España, tierra de historia, cultura y… ¡leyes que te dejarán con la boca abierta! Aunque muchas de estas normas tienen una lógica detrás, su aplicación puede parecer insólita. Aquí te presento algunas de las más llamativas:
🎲 Nada de dominó en las terrazas
En Sevilla está prohibido jugar al dominó o a los dados en terrazas al aire libre. ¿La razón? El ruido que generan las fichas puede molestar a los vecinos. Esta norma forma parte de la ordenanza contra la contaminación acústica.
🏖️ Reservar sitio en la playa… ¡multado!
En municipios como Cullera, Benidorm o Algarrobo, colocar la sombrilla para «guardar sitio» antes de que empiece el día puede costarte hasta 3.000 euros. La medida busca evitar conflictos entre madrugadores y bañistas tardíos.
🚗 Dormir en el coche, solo si no molestas
En ciudades como Bilbao y Vélez-Málaga, dormir dentro de un vehículo está prohibido, especialmente en zonas costeras y durante la noche. La normativa busca evitar acampadas improvisadas y preservar el orden urbano.
👕 Conducir sin camiseta, sanción segura
Aunque no lo parezca, conducir sin camiseta puede ser motivo de multa (entre 80 y 200 euros). La DGT considera que es una práctica peligrosa por razones de seguridad vial.
🧼 Fregonas fuera del balcón
En Villanueva de la Torre (Guadalajara), colgar la fregona en el balcón está prohibido.

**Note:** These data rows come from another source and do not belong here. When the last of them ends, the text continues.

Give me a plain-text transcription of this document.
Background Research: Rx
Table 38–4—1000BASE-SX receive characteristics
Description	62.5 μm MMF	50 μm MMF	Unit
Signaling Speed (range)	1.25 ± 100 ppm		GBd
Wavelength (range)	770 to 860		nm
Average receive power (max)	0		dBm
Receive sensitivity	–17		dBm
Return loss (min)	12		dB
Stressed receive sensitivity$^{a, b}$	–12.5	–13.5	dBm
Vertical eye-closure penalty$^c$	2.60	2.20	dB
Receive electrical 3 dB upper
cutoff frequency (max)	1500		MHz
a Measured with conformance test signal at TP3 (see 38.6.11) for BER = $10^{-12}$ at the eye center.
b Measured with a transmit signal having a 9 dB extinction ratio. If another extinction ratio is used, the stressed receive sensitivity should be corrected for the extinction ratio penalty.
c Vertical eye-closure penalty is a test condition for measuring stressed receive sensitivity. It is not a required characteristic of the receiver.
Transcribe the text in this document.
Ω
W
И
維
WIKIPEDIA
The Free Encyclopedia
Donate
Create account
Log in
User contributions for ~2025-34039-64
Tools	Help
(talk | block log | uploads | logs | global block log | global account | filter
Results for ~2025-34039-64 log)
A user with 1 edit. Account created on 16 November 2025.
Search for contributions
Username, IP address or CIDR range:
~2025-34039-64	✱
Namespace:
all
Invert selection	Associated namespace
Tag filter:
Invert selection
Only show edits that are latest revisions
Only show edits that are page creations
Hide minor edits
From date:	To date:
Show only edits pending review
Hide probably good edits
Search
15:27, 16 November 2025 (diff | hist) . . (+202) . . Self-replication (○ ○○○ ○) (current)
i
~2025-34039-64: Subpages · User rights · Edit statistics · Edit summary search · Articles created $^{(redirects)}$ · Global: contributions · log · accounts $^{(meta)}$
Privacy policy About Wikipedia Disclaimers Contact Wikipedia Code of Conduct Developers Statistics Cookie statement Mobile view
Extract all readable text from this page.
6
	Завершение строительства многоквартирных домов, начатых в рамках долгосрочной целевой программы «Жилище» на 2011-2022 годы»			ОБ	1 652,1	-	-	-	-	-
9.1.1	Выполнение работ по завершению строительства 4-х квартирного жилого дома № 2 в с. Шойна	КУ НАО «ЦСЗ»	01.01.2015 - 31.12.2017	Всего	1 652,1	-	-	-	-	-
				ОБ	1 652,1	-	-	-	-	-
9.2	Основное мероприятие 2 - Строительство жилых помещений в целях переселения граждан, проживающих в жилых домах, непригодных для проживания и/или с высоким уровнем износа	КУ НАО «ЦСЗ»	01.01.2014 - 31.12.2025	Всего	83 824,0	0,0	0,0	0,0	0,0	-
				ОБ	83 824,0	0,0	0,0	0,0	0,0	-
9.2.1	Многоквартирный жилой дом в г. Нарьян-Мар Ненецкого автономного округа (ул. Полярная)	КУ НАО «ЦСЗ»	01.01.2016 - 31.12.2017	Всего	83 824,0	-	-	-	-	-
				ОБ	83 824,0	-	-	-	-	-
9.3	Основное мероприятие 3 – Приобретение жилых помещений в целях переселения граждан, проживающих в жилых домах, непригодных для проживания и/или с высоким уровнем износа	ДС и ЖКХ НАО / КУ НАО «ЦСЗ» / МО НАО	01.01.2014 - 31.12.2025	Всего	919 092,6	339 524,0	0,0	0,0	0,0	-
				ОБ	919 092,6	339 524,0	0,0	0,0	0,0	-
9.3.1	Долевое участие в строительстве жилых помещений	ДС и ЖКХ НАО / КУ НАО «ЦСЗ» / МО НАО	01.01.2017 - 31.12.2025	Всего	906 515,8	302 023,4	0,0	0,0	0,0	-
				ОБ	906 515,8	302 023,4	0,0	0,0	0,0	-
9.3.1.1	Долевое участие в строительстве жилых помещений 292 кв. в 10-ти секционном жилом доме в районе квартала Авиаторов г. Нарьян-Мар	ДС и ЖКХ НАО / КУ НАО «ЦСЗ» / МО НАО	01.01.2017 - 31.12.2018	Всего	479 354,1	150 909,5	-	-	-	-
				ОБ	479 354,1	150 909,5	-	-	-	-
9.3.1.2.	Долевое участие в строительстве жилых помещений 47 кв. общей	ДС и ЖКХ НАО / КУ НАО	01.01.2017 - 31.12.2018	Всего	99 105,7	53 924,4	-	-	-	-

La ordenanza busca mantener la estética urbana y evitar malos olores.
🐶 Silencio canino obligatorio
En el mismo municipio, los perros no pueden ladrar entre las 22:00 y las 8:00, ni durante la siesta (de 15:00 a 17:00). Si lo hacen, sus dueños deben retirarlos del balcón o terraza.
🎤 ¿Quieres cantar en la calle? ¡Examen primero!
En Madrid, los artistas callejeros deben pasar una prueba para poder actuar. La medida busca controlar la contaminación acústica en la capital.
🧒 Nombres prohibidos para bebés
Está vetado registrar nombres que puedan ser ofensivos o ridículos, como «Lucifer«, «Hitler» o «Futbolín». También se prohíbe usar nombres completos de famosos, acrónimos o repetir el mismo nombre entre hermanos.